驚きで身じろぎすると、いくつか地面へ落ちてしまう。
「あ……」
スリーの微かな声に奏は顔を上げた。スリーの顔には「失敗した」という表情が浮かんでいる。
スリーが手にしている何かの包み紙は無残に割かれていた。開けようとして勢い余って破いてしまったようだ。
緊張感が薄れるようなことばかりするスリー。故意なのか天然なのか、奏には区別がつかないが嫌な感じはしない。

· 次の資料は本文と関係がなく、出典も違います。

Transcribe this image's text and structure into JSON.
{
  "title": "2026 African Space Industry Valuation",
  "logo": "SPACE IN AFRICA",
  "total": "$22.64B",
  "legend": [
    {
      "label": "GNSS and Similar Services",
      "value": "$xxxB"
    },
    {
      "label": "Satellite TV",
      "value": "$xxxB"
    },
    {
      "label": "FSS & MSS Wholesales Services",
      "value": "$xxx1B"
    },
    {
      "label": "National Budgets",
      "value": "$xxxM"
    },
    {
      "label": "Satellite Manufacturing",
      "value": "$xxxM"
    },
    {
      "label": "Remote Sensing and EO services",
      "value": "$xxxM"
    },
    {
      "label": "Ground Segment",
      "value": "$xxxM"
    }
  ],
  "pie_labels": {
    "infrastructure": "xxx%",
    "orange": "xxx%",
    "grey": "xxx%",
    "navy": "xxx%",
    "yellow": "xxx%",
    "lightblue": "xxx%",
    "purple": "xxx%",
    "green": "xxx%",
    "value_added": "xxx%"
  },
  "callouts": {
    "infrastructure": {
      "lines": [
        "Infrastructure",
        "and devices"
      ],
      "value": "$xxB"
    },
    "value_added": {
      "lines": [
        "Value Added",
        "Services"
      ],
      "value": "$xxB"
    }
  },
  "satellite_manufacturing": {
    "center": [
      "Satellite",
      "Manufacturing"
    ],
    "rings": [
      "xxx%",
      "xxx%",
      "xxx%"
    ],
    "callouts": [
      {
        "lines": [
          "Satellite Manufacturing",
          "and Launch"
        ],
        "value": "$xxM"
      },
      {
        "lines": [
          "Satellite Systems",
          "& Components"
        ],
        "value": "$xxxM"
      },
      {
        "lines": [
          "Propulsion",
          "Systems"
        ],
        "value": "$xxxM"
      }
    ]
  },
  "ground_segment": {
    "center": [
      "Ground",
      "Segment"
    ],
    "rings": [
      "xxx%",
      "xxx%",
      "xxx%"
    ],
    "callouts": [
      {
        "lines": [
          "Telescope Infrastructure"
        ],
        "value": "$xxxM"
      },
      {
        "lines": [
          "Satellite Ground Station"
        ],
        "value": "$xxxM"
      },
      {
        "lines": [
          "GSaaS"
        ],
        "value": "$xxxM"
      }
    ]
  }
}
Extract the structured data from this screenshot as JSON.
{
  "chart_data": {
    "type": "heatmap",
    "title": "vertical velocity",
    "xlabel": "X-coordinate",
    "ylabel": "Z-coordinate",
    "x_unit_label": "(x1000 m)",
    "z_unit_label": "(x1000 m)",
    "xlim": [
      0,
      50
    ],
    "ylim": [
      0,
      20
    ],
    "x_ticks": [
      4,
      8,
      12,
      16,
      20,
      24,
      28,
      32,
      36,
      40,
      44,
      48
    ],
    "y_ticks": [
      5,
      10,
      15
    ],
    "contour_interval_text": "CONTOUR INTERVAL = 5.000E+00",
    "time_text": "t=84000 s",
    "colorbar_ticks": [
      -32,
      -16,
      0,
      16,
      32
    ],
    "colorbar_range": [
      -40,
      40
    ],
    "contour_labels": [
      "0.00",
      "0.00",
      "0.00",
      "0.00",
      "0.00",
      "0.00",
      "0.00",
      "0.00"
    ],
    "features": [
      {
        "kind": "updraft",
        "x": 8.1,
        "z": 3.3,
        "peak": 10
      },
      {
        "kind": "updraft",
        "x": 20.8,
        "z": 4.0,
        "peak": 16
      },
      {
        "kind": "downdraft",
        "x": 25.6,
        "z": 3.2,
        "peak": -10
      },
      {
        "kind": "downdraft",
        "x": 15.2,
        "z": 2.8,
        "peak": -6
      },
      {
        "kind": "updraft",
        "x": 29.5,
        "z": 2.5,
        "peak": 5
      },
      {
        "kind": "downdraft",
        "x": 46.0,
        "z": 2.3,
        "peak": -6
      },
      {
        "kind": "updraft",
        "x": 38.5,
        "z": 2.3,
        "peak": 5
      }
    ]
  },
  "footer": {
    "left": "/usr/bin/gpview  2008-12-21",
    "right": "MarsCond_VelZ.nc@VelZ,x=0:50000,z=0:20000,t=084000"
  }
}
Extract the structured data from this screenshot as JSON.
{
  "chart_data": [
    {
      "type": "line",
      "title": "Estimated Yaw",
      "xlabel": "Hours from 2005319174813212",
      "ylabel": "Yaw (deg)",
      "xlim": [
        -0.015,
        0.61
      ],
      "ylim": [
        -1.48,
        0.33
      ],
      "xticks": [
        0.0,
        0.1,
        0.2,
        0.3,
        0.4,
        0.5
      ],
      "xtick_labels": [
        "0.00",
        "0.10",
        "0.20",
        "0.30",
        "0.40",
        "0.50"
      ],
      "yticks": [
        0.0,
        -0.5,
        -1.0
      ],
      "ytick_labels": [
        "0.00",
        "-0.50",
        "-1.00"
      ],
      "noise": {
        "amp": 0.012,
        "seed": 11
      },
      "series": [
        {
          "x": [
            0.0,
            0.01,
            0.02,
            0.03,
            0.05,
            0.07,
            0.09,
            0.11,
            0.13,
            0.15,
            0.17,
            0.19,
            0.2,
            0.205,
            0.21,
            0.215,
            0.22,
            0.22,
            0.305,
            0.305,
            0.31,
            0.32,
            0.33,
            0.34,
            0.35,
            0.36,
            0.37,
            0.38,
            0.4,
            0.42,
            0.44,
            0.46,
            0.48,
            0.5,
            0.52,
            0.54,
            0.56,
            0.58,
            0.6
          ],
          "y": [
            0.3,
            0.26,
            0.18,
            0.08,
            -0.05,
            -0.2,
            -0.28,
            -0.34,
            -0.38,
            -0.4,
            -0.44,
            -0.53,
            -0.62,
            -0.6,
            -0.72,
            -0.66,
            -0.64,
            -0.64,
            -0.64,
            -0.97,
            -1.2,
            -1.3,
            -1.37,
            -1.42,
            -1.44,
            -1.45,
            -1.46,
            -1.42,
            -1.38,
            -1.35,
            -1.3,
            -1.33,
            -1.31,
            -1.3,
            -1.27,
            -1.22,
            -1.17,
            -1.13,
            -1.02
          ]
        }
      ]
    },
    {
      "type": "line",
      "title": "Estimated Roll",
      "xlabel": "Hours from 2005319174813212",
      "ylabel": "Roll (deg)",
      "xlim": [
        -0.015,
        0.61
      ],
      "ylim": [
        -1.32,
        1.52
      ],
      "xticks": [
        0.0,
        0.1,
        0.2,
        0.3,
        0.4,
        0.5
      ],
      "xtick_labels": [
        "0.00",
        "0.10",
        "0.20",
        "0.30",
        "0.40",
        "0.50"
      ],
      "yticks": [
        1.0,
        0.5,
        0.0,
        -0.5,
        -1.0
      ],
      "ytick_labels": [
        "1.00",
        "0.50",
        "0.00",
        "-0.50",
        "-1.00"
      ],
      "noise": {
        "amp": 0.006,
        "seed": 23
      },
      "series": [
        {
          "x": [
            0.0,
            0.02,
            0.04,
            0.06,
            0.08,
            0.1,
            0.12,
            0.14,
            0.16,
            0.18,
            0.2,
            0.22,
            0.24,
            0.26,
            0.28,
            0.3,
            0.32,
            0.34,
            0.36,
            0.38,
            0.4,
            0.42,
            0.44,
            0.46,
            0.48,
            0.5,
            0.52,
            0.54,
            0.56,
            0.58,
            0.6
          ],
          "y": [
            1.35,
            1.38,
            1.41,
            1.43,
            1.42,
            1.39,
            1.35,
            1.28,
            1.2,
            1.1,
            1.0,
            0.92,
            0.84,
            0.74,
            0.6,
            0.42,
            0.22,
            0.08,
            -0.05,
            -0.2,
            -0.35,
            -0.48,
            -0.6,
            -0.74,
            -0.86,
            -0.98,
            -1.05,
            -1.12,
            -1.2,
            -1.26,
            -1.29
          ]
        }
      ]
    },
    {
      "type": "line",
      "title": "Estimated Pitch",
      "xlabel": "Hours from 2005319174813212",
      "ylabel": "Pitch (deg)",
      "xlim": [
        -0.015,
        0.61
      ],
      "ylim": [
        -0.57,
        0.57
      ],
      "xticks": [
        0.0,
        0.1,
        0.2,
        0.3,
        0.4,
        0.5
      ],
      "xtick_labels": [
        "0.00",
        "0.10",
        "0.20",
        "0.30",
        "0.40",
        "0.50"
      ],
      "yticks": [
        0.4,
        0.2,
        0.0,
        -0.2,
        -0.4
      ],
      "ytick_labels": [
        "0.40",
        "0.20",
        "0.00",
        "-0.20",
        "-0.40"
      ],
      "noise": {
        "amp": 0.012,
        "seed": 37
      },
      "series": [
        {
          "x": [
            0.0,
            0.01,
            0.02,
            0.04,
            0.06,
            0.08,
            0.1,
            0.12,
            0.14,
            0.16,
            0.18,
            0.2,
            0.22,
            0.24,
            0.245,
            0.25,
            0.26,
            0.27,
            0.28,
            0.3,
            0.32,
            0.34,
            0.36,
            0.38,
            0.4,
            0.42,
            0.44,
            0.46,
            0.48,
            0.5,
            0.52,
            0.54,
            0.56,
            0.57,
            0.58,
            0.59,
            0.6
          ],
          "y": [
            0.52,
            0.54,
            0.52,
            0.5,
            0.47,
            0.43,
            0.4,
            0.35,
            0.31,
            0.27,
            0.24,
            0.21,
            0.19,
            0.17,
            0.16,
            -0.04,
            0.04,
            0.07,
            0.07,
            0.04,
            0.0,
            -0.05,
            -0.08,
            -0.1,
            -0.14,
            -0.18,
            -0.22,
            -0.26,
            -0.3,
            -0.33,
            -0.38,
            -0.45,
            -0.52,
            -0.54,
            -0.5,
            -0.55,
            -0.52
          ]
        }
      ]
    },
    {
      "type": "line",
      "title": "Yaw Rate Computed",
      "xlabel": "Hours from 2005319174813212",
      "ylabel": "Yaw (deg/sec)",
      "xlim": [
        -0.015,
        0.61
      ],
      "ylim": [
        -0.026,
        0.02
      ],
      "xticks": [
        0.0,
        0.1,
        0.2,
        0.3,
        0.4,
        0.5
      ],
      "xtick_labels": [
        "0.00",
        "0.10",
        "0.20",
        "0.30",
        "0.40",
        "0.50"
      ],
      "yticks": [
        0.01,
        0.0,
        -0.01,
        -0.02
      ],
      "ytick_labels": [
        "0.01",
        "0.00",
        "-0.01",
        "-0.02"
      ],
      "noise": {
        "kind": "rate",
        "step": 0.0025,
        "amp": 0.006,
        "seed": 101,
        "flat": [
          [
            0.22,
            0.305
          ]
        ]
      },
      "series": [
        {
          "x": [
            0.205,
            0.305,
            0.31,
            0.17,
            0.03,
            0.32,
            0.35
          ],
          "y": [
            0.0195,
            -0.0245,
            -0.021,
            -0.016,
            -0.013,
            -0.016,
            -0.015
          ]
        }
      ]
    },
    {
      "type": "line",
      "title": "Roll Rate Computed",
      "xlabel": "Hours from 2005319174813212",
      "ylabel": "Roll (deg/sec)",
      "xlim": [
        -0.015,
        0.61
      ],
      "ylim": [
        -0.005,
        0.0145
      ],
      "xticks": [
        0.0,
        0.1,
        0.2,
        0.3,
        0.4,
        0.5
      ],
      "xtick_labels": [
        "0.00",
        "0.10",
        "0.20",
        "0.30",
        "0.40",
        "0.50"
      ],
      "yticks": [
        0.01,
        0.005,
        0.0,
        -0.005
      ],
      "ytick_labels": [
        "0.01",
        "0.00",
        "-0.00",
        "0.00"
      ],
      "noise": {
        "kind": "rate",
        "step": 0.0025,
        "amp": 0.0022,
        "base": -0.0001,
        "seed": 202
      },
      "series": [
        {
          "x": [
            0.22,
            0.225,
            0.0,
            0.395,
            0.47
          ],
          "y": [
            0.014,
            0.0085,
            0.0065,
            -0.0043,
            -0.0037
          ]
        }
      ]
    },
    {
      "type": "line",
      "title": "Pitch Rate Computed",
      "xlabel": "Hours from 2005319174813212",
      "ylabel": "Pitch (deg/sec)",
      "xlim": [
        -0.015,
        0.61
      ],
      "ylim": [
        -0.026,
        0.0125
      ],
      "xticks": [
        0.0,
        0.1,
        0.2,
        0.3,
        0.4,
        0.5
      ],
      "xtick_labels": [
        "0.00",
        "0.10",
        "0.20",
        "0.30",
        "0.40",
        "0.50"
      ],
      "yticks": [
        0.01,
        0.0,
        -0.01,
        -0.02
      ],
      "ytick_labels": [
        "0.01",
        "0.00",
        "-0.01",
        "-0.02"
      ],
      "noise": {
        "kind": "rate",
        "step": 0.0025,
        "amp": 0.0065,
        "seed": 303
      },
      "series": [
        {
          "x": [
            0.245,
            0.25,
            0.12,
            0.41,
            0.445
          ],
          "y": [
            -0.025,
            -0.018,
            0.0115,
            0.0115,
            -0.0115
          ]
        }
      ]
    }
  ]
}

それほどスリーのことを知っているわけではなかったが、機嫌を取ろうと失敗しているところがとても彼らしいと奏は笑みを浮かべる。
「カナデ様、足りない?」
スリーは何を思ったのかそう言うと、踵を返して温室を出ていこうとする。奏は慌ててスリーの手を掴んで引き留めた。
「妹の分がまだあるはず……」
「え! それは貰えないよ!?」
「また買ってくればいいだけだから」
奏の手を外そうとスリーが手を伸ばす。それを阻止しようと奏がスリーのもう一方の手を掴む。両手を握り合うというおかしな構図になって、二人はハッとして眼を見交わした。
「お詫びをしたいのに……」
「もういいから!」
「だって『怖かった』って……」
「いや、そもそも私が調子に乗って高いところに登ったから!」
真面目な人なのだろう。怖がらせたことをかなり気にしている。奏が許してもスリーは自身を許していない。
「本当にお詫びはいいので」
「俺は優しくするとつけあがるよ」
いまだに握り合っている手をスリーにギュとされる。「つけあがる」という言葉の意味を理解して奏は赤面する。お陰で手を離すタイミングを逃してしまう。
「……お詫びは別の形でお願いします」
「カナデ様のお願いなら何でも叶えるよ」
「手を離して」
スリーが慌てて手を離す。スリーの温もりが去り、奏は少し残念な気持ちになる。それを誤魔化すように奏は話題を変える。
「リーゼンフェルトさんは妹さんがいるんだね」
「そんな他人行儀な呼び方するの?」
他人行儀はお互いさまではないだろうか。様づけのほうがよっぽど他人を意識させる。
こうして一緒にいるのに微妙な距離感が嫌で、奏は思い切ってスリーにお伺いを立てる。
「カナデって呼んでくれる?」
「いや、それは……」
スリーの眼が泳ぐ。
「私のお願いを聞いてくれないの?」
「参ったな」
「嫌なら嫌って……」
奏は悲しい気持ちになる。少しは親しくなったと思っていたのに……。
「嫌なわけじゃないよ……」
スリーは言葉を濁す。
とても残念な気持ちではあったけれど無理強いはできない。奏は、これ以上スリーを困らせても仕方ないと気持ちを切り替える。
「妹さんはどんな人?」
「兄を顎でこき使う可愛い妹だよ」
「ええ?」
「冗談だよ。土産を強請るくらいは可愛いものだよ」
「スリーさんは、いいお兄さんなんだね」
妹に振り回されているスリーを想像して奏はくすりと笑う。
「カナデ……様。そんなに褒めたら俺はつけあがるよ」
「今日のあれは褒められたことじゃないから!」
「ごめんね。あれで簡単に登れたから大丈夫だと思ったんだけどね」
一体この人はどういう登り方をしたのだろう。奏は遠い目をする。想像するとあり得ない方法しか浮かばない。
(まさかね……)
世の中には知らなくていいことが沢山ある。これもその一つと思うことにした。